Our violin diarist Anthea Kreston returned to the Curtis Institute this week as a teacher. She finds it’s even tougher now than it was in her day.
I am sitting backstage at the Curtis Institute of Music, my Alma Mater, waiting for the concert to begin. I have spent a remarkable week here in Philadelphia – in awe of students, faculty, and the amazing school which has nurtured and inspired generations of musicians, and provided a welcome home to many of the past century’s finest performers, who found here a place to continue their life’s love of music through teaching, passing on their legacies to the next generations of musicians.
Curtis is different now – they have a new building – with 5 levels of dorm rooms, a cafeteria, 3 floors of rehearsal/teaching space and a large concert hall. In addition there are the original buildings – three mansions which belonged to Mary Louis Curtis Bok Zimbalist. The only child, and heiress to a fortune built from the publishing industry, she purchased three neighboring mansions in the 1920’s to house a tuition-free school for musicians. The school she founded is still tuition-free to all 175 students – ensuring that artistic promise, and not financial situation, is the sole consideration for acceptance.
With Leopold Stokowski, conductor of the Philadelphia Orchestra from 1912 to 1941, and the Polish pianist Josef Hoffmann, the Curtis Institute of Music was born. The violinist Carl Flesch and opera star Marcella Sembrich joined the faculty. From the first moment until closely before her death at age 93, Mary Luise Curtis Bok Zimbalist was a daily presence at Curtis – it was her vision which created this international, inclusive school where musicians learn by doing (over 200 concerts a year are produced at Curtis). Every morning, it is said, Mary was dropped off at Curtis in her maroon limousine, with her chauffeur decked out in matching colours. Her tradition of Wednesday Tea and the decadent Christmas Ball are still a beloved part of the Curtis experience.
My time here has been spent teaching private lessons (the level is incredible – 120 students from age 14-22 who have been accepted into this three-week summer program) – these kids come in slinging the big guns – Brahms and Bartok concertos are no sweat for them. Afternoons are chamber music coaching, masterclasses and orchestra. This program is six years old. Only seven students have moved from this camp to being accepted as students at Curtis. It makes me wonder – how good do you really have to be – how can your Brahms Concerto rise above the others? Today, a young violinist from England asked me for advice on how to get into Curtis – this year there are only 2 violin openings. I encouraged him to continue to search for his truth – to follow his heart and find his voice.

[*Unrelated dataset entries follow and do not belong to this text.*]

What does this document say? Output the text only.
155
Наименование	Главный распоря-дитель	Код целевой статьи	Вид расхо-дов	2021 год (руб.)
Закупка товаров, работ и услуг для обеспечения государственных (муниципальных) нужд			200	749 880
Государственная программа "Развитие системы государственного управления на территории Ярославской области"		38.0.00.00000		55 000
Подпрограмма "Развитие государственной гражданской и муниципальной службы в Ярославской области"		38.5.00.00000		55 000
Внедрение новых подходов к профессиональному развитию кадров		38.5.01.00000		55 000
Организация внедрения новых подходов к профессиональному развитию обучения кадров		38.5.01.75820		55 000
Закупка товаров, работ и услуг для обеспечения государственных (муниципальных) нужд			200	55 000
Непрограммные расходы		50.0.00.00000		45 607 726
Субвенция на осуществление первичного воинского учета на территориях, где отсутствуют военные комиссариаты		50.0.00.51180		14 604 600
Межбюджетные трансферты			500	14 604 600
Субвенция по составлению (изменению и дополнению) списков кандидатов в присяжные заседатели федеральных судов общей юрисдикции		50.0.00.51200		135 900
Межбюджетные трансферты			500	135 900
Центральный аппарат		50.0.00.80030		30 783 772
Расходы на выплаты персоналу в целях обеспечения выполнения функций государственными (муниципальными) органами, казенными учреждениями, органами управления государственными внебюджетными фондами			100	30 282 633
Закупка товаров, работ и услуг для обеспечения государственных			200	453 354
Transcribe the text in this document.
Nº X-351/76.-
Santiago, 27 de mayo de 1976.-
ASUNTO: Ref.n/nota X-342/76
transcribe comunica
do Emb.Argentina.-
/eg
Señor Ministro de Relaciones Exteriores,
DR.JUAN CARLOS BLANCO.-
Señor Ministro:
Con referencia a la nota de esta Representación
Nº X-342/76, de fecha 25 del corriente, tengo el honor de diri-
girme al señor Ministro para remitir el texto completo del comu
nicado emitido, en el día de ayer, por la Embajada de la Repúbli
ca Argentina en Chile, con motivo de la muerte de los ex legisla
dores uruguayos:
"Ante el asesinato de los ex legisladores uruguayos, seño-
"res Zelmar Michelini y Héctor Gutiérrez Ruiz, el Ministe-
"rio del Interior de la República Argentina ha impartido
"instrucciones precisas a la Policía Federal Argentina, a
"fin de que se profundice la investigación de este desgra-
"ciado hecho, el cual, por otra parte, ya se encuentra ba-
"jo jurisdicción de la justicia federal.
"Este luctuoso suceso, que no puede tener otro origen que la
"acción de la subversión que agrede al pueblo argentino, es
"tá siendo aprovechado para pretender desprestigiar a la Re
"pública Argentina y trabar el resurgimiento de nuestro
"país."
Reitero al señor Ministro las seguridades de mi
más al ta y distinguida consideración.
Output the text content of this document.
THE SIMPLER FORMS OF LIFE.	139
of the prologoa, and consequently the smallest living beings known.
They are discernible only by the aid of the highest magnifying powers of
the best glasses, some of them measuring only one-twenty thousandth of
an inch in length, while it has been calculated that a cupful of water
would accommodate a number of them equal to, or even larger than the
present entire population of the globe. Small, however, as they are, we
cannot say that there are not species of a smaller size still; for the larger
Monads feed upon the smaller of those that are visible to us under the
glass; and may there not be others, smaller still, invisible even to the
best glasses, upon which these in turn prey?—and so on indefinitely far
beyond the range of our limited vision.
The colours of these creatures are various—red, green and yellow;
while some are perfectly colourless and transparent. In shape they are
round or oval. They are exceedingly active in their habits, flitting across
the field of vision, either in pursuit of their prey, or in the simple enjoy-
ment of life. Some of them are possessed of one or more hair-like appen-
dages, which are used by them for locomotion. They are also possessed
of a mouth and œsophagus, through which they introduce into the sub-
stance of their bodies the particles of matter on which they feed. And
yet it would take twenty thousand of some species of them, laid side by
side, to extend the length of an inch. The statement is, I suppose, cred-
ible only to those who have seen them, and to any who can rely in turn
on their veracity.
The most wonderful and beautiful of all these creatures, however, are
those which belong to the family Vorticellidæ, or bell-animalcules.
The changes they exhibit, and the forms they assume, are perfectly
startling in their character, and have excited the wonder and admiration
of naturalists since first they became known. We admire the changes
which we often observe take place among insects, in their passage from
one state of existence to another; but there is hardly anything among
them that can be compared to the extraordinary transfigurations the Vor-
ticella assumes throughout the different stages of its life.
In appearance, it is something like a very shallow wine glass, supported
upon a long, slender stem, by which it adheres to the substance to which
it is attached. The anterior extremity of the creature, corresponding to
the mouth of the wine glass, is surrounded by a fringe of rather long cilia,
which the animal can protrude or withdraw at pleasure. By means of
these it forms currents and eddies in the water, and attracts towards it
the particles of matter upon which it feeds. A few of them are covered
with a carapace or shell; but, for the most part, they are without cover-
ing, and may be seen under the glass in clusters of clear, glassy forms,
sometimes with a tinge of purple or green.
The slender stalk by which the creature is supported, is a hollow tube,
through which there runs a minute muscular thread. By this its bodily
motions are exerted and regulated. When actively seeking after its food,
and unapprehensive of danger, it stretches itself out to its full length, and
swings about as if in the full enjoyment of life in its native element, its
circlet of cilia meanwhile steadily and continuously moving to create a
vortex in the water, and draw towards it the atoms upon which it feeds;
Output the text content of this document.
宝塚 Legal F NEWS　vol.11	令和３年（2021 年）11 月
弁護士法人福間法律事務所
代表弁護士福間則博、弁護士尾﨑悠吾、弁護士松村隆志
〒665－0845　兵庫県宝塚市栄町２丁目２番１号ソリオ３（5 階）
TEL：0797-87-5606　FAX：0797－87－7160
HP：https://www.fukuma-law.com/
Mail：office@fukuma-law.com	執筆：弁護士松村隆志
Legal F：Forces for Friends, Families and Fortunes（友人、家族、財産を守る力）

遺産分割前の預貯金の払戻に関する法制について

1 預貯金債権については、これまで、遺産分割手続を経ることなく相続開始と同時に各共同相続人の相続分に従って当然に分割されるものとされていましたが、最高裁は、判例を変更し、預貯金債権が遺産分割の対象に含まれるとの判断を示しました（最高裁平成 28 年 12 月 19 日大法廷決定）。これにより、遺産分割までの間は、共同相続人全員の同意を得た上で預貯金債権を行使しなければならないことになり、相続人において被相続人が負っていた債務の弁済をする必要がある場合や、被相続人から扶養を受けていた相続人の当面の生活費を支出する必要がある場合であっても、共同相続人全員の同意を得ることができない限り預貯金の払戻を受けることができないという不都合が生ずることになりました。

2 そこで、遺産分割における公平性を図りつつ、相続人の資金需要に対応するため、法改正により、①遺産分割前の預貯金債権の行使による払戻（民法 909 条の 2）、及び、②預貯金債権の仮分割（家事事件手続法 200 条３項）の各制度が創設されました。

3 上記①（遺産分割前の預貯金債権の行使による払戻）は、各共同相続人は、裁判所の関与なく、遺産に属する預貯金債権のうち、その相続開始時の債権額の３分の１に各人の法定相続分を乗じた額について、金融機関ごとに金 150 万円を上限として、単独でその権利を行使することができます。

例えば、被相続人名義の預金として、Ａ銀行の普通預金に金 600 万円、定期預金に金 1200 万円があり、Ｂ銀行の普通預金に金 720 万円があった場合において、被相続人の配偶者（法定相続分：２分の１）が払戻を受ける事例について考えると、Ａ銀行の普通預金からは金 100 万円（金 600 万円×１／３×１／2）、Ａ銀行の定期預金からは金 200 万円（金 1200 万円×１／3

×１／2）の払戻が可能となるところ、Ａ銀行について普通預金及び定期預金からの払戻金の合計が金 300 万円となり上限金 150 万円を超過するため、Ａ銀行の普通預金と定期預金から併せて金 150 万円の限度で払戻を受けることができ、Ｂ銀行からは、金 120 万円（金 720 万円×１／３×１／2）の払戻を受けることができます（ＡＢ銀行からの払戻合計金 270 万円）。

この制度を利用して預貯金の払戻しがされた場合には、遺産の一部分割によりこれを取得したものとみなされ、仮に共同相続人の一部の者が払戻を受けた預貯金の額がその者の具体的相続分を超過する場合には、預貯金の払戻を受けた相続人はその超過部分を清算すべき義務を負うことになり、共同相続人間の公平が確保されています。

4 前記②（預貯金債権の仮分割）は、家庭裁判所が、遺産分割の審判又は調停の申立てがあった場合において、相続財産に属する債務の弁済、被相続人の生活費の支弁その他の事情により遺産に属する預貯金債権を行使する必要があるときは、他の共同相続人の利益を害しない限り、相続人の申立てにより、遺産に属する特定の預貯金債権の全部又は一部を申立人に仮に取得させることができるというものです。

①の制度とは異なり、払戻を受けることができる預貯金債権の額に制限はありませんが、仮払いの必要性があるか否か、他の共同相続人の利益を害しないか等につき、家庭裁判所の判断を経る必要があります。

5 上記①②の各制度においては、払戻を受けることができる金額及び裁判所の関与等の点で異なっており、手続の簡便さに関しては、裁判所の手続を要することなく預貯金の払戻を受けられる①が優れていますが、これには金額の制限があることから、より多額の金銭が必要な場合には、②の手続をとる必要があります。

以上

When I flew here to audition as a young woman, I was full of vim and vigor – having passed the first round (a video of Bach, Paganini, Mozart and Sibelius concerti), I was eager to play in person. I had experienced enough success to have confidence in my abilities – to know I knew how to prepare and be able to lay down a solid and passionate performance. It all turned out well – I got one of the few coveted spots, and was heading to Curtis in the fall, to work with Felix Galimir and be immersed in the true European traditions of classical music.
Sitting here, backstage, talking to the other alumni and performers on tonight’s mixed program, I began to ask questions. As a student, the confidence that brought me through that audition process quickly disappeared. I felt lonely, isolated, insecure, and unworthy. Surrounded by a swath of seemingly larger-than-life superstars, who entered Curtis with recording contracts, management, first prizes from the Tchaikovsky Competition, I was frozen and unable to even practice at school, afraid that I would be exposed as a charlatan.
It turns out that all of us backstage felt the same way – these incredible musicians with whom I have played and taught beside all week – they were crushed by self-doubt, overwhelmed by the newness. But, they said, maybe going through this then was good for us – toughened us up and gave us the tools we needed to succeed. Maybe everyone goes through this, but we just did it a little earlier than other people. They, like I, pushed through these feelings and forced ourselves to perform, to go out there, and learned to curb fear, to harness our doubts and use this to our advantage. You learn to stop caring what other people think at some point – you are forced to become a clearer and more defined and honest version of yourself. I guess, in the end, that is what Curtis is looking for. The germ of individuality, the determination, the ability to think for yourself.
The concert is over – I have not been that nervous in many many years – my bow was even shaking at one point during the Janacek Sonata. But, I decided at that moment to use that sound, develop it – it was such a tender and frail sound, just as Janacek might have wanted at that moment. I owned my shaky bow, and was proud of it.